А Старик встал, лапсердак отряхнул и пошел себе дальше.
Бабы на деревне дивились – надивиться не могли, как это мужик может вокруг ребенка так прыгать, как Старик возле своей Ядьки. Пеленки стирал, из бутылочки кормил. Жене не давал к малютке подступиться…
Ядька, когда немного подросла, хвостом за ним ходила. Старик терпеливо пристраивал свой широкий шаг к ее семенящему. Частенько можно было видеть, как они отдыхали у дороги. Пел он ей тогда голосом красивым и чистым.
Да ведь вчера к Витекам на крестины приехал свояк из города.
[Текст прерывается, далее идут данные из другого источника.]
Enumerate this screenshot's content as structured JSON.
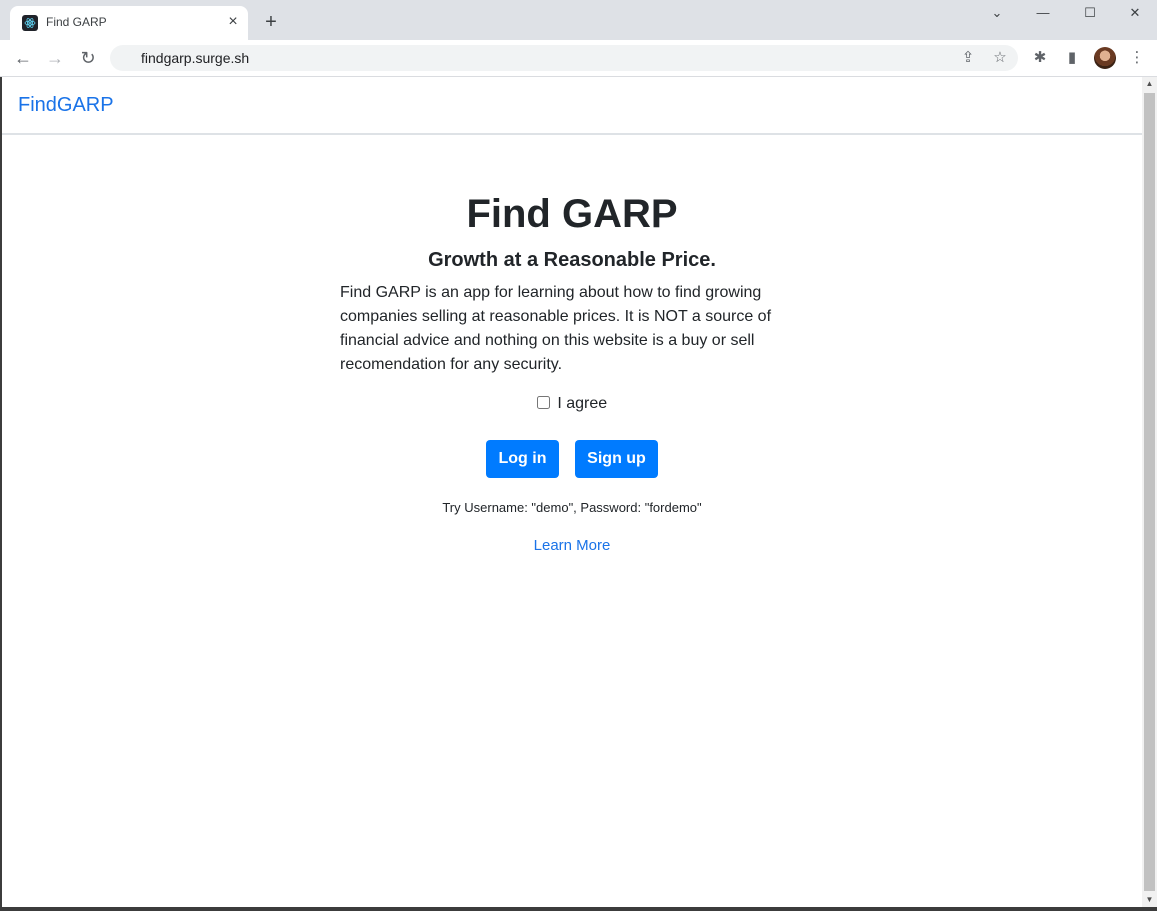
{
  "browser": {
    "tab_title": "Find GARP",
    "tab_close": "×",
    "new_tab": "+",
    "address": "findgarp.surge.sh",
    "window_controls": {
      "chevron": "⌄",
      "minimize": "—",
      "maximize": "☐",
      "close": "✕"
    },
    "nav": {
      "back": "←",
      "forward": "→",
      "reload": "↻"
    },
    "icons": {
      "share": "⇪",
      "bookmark": "☆",
      "extensions": "✱",
      "sidepanel": "▮",
      "menu": "⋮"
    }
  },
  "navbar": {
    "brand": "FindGARP"
  },
  "main": {
    "title": "Find GARP",
    "subtitle": "Growth at a Reasonable Price.",
    "description": "Find GARP is an app for learning about how to find growing companies selling at reasonable prices. It is NOT a source of financial advice and nothing on this website is a buy or sell recomendation for any security.",
    "agree_label": "I agree",
    "agree_checked": false,
    "login_label": "Log in",
    "signup_label": "Sign up",
    "hint": "Try Username: \"demo\", Password: \"fordemo\"",
    "learn_more": "Learn More"
  },
  "colors": {
    "primary": "#007bff",
    "link": "#1a73e8",
    "text": "#212529"
  }
}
Приехал на циклете с коляской – тещу привез. А утром один в город возвратился, вот и оставил коляску на дворе у Витеков. Комендант коляску возьмет, посадит в нее Старосту, и поспеют вовремя.
Да ворота у Витеков на замке. Все в поле, а пока Витек с поля подскочит, Старик десять раз до станции дойдет.
Надо ворота высаживать. Лучше всего позвать Шимона, Шимон поможет Коменданту ворота взломать. О, вот и Шимон!
Плохо у них как-то это дело с высаживанием ворот продвигается. Ничего удивительного, оба вчера были у Витеков на крестинах. Ну наконец-то…
Через десять минут Старик будет на станции. Коменданту со Старостой надо сильно спешить, если они хотят поспеть вовремя.
К счастью, Старик остановился по малой нужде. Да идет теперь медленнее, на палку опирается. Этой палкой Старик хочет Ядьку убить. Все-таки зна-а-ет он, что Ядька не одна вернулась.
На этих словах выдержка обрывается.